Case in Brief
R. v. Rafilovich
Judges don’t have to make someone pay a fine equal to the earnings from crime they used (with permission) to pay for their defence, the Supreme Court has ruled.
People shouldn’t profit from crimes. Property someone gets through crime is called “proceeds of crime.” The Criminal Code says the Crown (the prosecution) can take the property if it is probably proceeds of crime. The property is held during the owner’s trial. If the person is found not guilty, and the property is not proven to be proceeds of crime, they can have it back. If they are found guilty, the Crown can keep it if a judge says so.
Without the seized property, a person accused of crimes may not be able to afford a lawyer to defend them. The Criminal Code says they can ask a judge to let some of the property be used to pay legal fees. If the judge agrees, they can set conditions to make sure the money is only used to pay for legal fees.

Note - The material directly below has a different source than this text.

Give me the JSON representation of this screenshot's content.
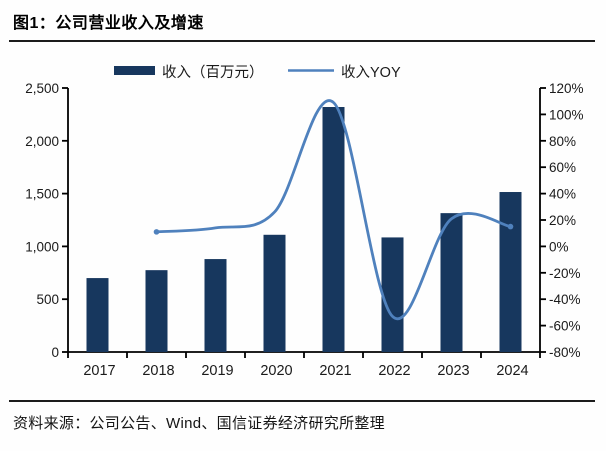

If the person is found guilty, a judge will decide their sentence. The sentencing judge also has to decide exactly what property came from crime. The Crown usually gets to keep this. If the amount the Crown holds at sentencing is less than the amount the judge decides came from crime, the judge can make the person pay a fine. This is to prevent people from spending or hiding the proceeds of crime before they can be taken permanently. If the person doesn’t pay, they can go to prison (or go to prison longer).
Mr. Rafilovich was arrested for dealing drugs. The police found almost $50,000 worth of cocaine and $42,000 in cash. The Crown seized the cash as it was probably proceeds of crime. In 2009, before his trial, Mr. Rafilovich asked to use the money to pay for his lawyer. The judge said yes, and set a number of conditions, including an hourly rate and the maximum number of hours the lawyer could bill.
Mr. Rafilovich pleaded guilty and was sentenced to jail. The judge decided the money the police found was proceeds of crime. But the money was gone because it had all been used to pay Mr. Rafilovich’s lawyer. The Crown said Mr. Rafilovich should still have to pay the total amount as a fine. But the sentencing judge said no. He only used the money to hire a lawyer, which he wouldn’t have been able to do if the money wasn’t returned.
The Court of Appeal said the sentencing judge had to charge the fine. It said paying for a lawyer with proceeds of crime let Mr. Rafilovich benefit from his crime. The point of seizing proceeds of crime was to prevent people from benefiting from crime. It fined Mr. Rafilovich almost $42,000.
In the past, lower courts disagreed about what to do in this kind of situation. The Supreme Court had to decide what to do when an accused person got a judge’s permission to use possible proceeds of crime for legal fees.
The majority said judges can decide whether or not to charge a fine, depending on the situation. The sentencing judge was allowed to decide not to fine Mr. Rafilovich.
The majority said that sentencing judges shouldn’t normally fine someone to get back the amount that was used (with a judge’s approval) to pay for their legal defence. This would be unfair. An accused person is presumed to be innocent during their trial. (The presumption of innocence is part of the reason the Criminal Code says the money can be returned if a judge gives permission.) If the accused person had to pay the amount they spent on legal fees to the Crown if they lost, they might decide not to hire a lawyer. The majority said the purpose of the fine was to prevent people from spending or hiding the proceeds of crime. It wasn’t to punish someone from relying on the presumption of innocence and hiring a lawyer to defend themselves. Criminal justice is meant to provide a fair process to get a just result. It isn’t about getting maximum punishment at any cost.
This case was about how a judge should use their “discretion.” Discretion is a judge’s freedom to decide certain issues. That freedom has limits set by the law. This was the first time the court looked at a judge’s discretion to order a fine to get back proceeds of crime used to pay legal fees.
Cases in Brief are prepared by communications staff of the Supreme Court of Canada to help the public better understand Court decisions. They do not form part of the Court’s reasons for judgment and are not for use in legal proceedings.